Food Stories

Put a Spring {Vegetable) in Your Step

I’m ready for a menu shift. My appetite is changing. It’s the time of year when spring showers encourage the blooming daffodils and crocus. On the farm, I could smell spring coming through the thawing frosted ground. It’s the time of year when our mammal bodies are ready to shrug off the hibernation-heavy foods and take advantage of the new growth. That means swooping down on your favorite farmers market for some fresh peas, asparagus, radishes, and rhubarb. I’ve also received e-mails from mail-order sites offering fresh fiddleheads, spring onions, and trumpet, morel, and Hen of the Woods mushrooms.

I’m shifting from stews and roasts to vegetable soups, salads, and sautés, more stir-fry and sheet pan dinners, and new ideas for these spring dishes. This week, I made farro salad with radishes, snap peas, olives, and shaved parmesan cheese (pictured above). It was a great change – light and crunchy with a tart lemon vinaigrette.

Radish, rhubarb, and ramps

How about experimenting with different ways to incorporate cooked radishes or rhubarb into your menus? Besides thinly slicing them for salads, radishes can be butter-stewed, roasted, or included in stir-fry. And rhubarb is not just for dessert pies or crumbles. How about rhubarb sangria or pickled rhubarb salsa? I’m especially intrigued by this recipe for salmon with a rhubarb marmalade.

Now is the time of year to keep your eye out for ramps, morels, and fiddleheads at your local farmer’s market. They’re great for sautéing or tossing onto a pizza or frittata. Sautéed, they’re excellent in a pasta dish or carbonara sauce.

Pasta, pesto, and peas

And let’s not forget the spring vegetables that you’re used to finding (or growing): asparagus, peas, spinach, and spring greens. It’s easy enough to include them in fried rice, sir fry, frittata, or pasta salads, or to cook up a spring vegetable stew or soup. Imagine a spring vegetable pesto over spaghetti or angel-hair pasta.

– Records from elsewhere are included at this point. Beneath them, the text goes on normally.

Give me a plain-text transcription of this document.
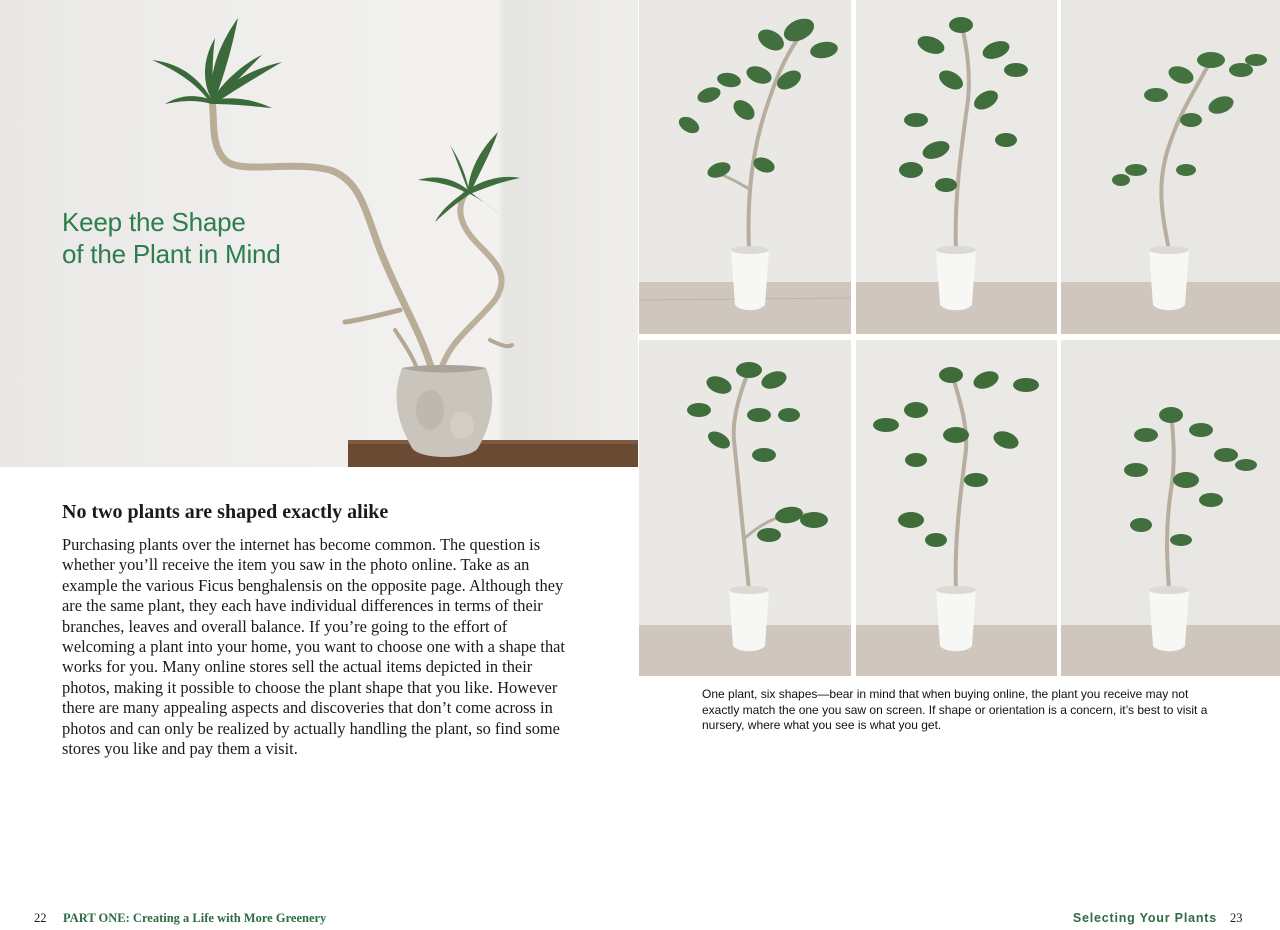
Keep the Shape
of the Plant in Mind
No two plants are shaped exactly alike

Purchasing plants over the internet has become common. The question is whether you’ll receive the item you saw in the photo online. Take as an example the various Ficus benghalensis on the opposite page. Although they are the same plant, they each have individual differences in terms of their branches, leaves and overall balance. If you’re going to the effort of welcoming a plant into your home, you want to choose one with a shape that works for you. Many online stores sell the actual items depicted in their photos, making it possible to choose the plant shape that you like. However there are many appealing aspects and discoveries that don’t come across in photos and can only be realized by actually handling the plant, so find some stores you like and pay them a visit.

One plant, six shapes—bear in mind that when buying online, the plant you receive may not exactly match the one you saw on screen. If shape or orientation is a concern, it’s best to visit a nursery, where what you see is what you get.

22 PART ONE: Creating a Life with More Greenery	Selecting Your Plants 23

Here’s a baked spaetzle with green pea pesto. This celery, radish, and olive salad is a go-to at our house and is especially good as an accompaniment to chowder. How about this Catalan approach to an asparagus vinaigrette salad? I especially enjoy Catalan food; here’s grilled calcots (Spanish spring onions) and asparagus with Romesco sauce. And here’s a Provencal approach that includes not just asparagus and peas, but also baby carrots, spring onions, and baby fennel.

My stomach feels better already. I’m looking forward to what I can manage to create over the next few weeks. What about you? Do you have any new ideas for spring vegetables?